The majority of supposedly skilled racers I know are unfamiliar with half-wheeling. For a new cyclist, learning to keep your front wheel even with your partner’s will further straighten you out and keep you from wobbling. In other words, closeness and even wheels make you ride straight. Of course riding in a straight line is calculus for most people who ride; they can’t do it because they don’t know how and because no one has told them, or wants to take the time to be constantly telling them that they are veering around like a boat in a typhoon with a broken rudder.
All together, now!
These combined three things are incredibly simple but take extraordinary concentration to do every moment you’re riding until you get used to it, which is why most people simply can’t do it. When you forget about fun, about convo, about enjoyment, and you focus solely on avoiding death and injury, these three skills work wonders. There are other things as well, but that raises another problem. New riders are overloaded with information, tips, advice, and suggestions. New riders can’t prioritize and don’t know which ones are mission critical (riding close), and which ones are almost but not quite as important (matchy-matchy socks).
Giving a new rider three simple things to master, things which are simple to understand but which take lots of practice, is the best and most important way to teach critical skills without falling into the boiling cauldron of Internet new rider tips. Even if you disagree with these three items (which would make you wrong), solid riding skills are based on mastery of bike control and movement with and around other riders. Although there are many other things that you could also teach, any new rider has his hands absolutely full mastering even a single skill.

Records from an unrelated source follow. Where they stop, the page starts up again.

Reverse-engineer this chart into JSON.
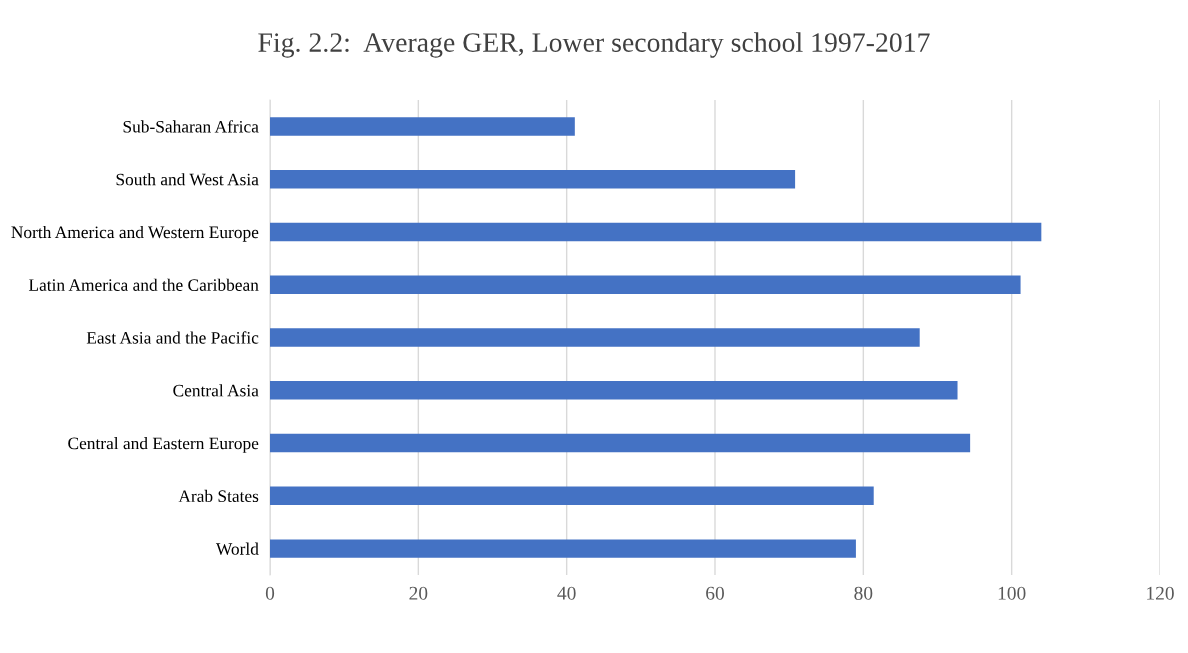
{
  "chart_data": {
    "type": "bar",
    "orientation": "horizontal",
    "title": "Fig. 2.2:  Average GER, Lower secondary school 1997-2017",
    "categories": [
      "Sub-Saharan Africa",
      "South and West Asia",
      "North America and Western Europe",
      "Latin America and the Caribbean",
      "East Asia and the Pacific",
      "Central Asia",
      "Central and Eastern Europe",
      "Arab States",
      "World"
    ],
    "values": [
      41.1,
      70.8,
      104.0,
      101.2,
      87.6,
      92.7,
      94.4,
      81.4,
      79.0
    ],
    "color": "#4472c4",
    "xlim": [
      0,
      120
    ],
    "xticks": [
      0,
      20,
      40,
      60,
      80,
      100,
      120
    ],
    "grid": "x"
  }
}
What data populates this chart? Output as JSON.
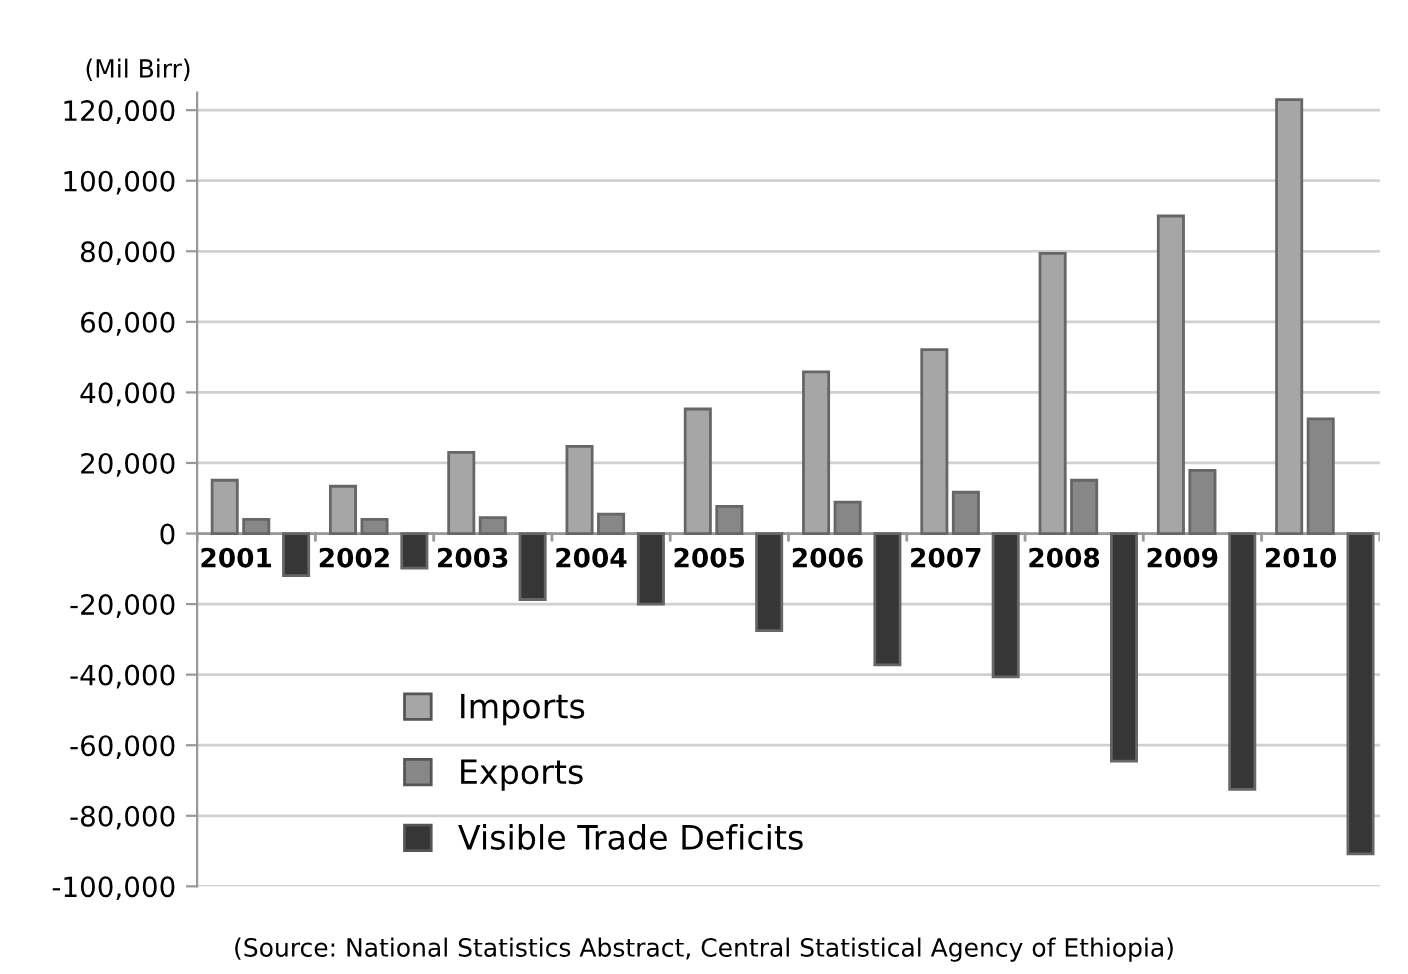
{
  "chart_data": {
    "type": "bar",
    "ylabel": "(Mil Birr)",
    "categories": [
      "2001",
      "2002",
      "2003",
      "2004",
      "2005",
      "2006",
      "2007",
      "2008",
      "2009",
      "2010"
    ],
    "series": [
      {
        "name": "Imports",
        "color": "#a6a6a6",
        "values": [
          15100,
          13400,
          23000,
          24700,
          35300,
          45800,
          52100,
          79400,
          90000,
          123000
        ]
      },
      {
        "name": "Exports",
        "color": "#878787",
        "values": [
          4000,
          4000,
          4500,
          5500,
          7700,
          8900,
          11700,
          15100,
          17900,
          32500
        ]
      },
      {
        "name": "Visible Trade Deficits",
        "color": "#363636",
        "values": [
          -11900,
          -9800,
          -18700,
          -20000,
          -27500,
          -37200,
          -40600,
          -64500,
          -72500,
          -90800
        ]
      }
    ],
    "ylim": [
      -100000,
      125000
    ],
    "yticks": [
      {
        "value": -100000,
        "label": "-100,000"
      },
      {
        "value": -80000,
        "label": "-80,000"
      },
      {
        "value": -60000,
        "label": "-60,000"
      },
      {
        "value": -40000,
        "label": "-40,000"
      },
      {
        "value": -20000,
        "label": "-20,000"
      },
      0,
      {
        "value": 20000,
        "label": "20,000"
      },
      {
        "value": 40000,
        "label": "40,000"
      },
      {
        "value": 60000,
        "label": "60,000"
      },
      {
        "value": 80000,
        "label": "80,000"
      },
      {
        "value": 100000,
        "label": "100,000"
      },
      {
        "value": 120000,
        "label": "120,000"
      }
    ],
    "grid": "y",
    "legend": "bottom left",
    "annotations": [
      "(Source: National Statistics Abstract, Central Statistical Agency of Ethiopia)"
    ]
  }
}
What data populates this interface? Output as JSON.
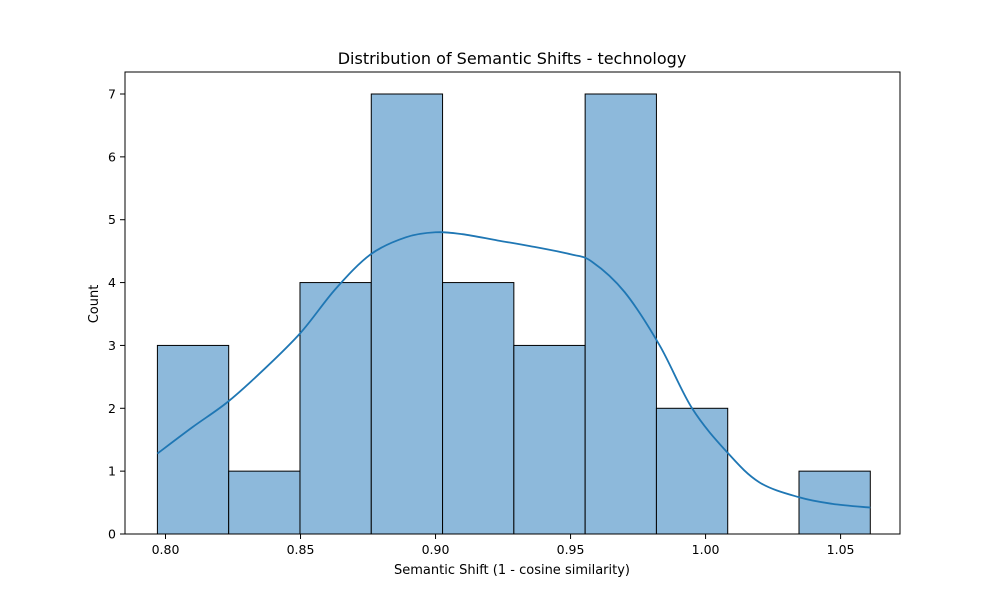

In a few short weeks my wife has learned to ride bar-to-bar, ride even-wheeled, and has figured out by slavish imitation what the right cadence for various conditions feels like. I’m still a nega-coach and am actively discouraging new clients, but at the end of the day I want her, and you, to get home safely. After a few years it would also be cool if you enjoyed it, too.
As we leaky prostate racers say at the end of every race when some whippersnapper asks us how we did, the answer is the same for a new rider as it is for a grizzled, sour, wrinkled, sag-bottomed veteran: “If you go home with all the skin you came with, you won.”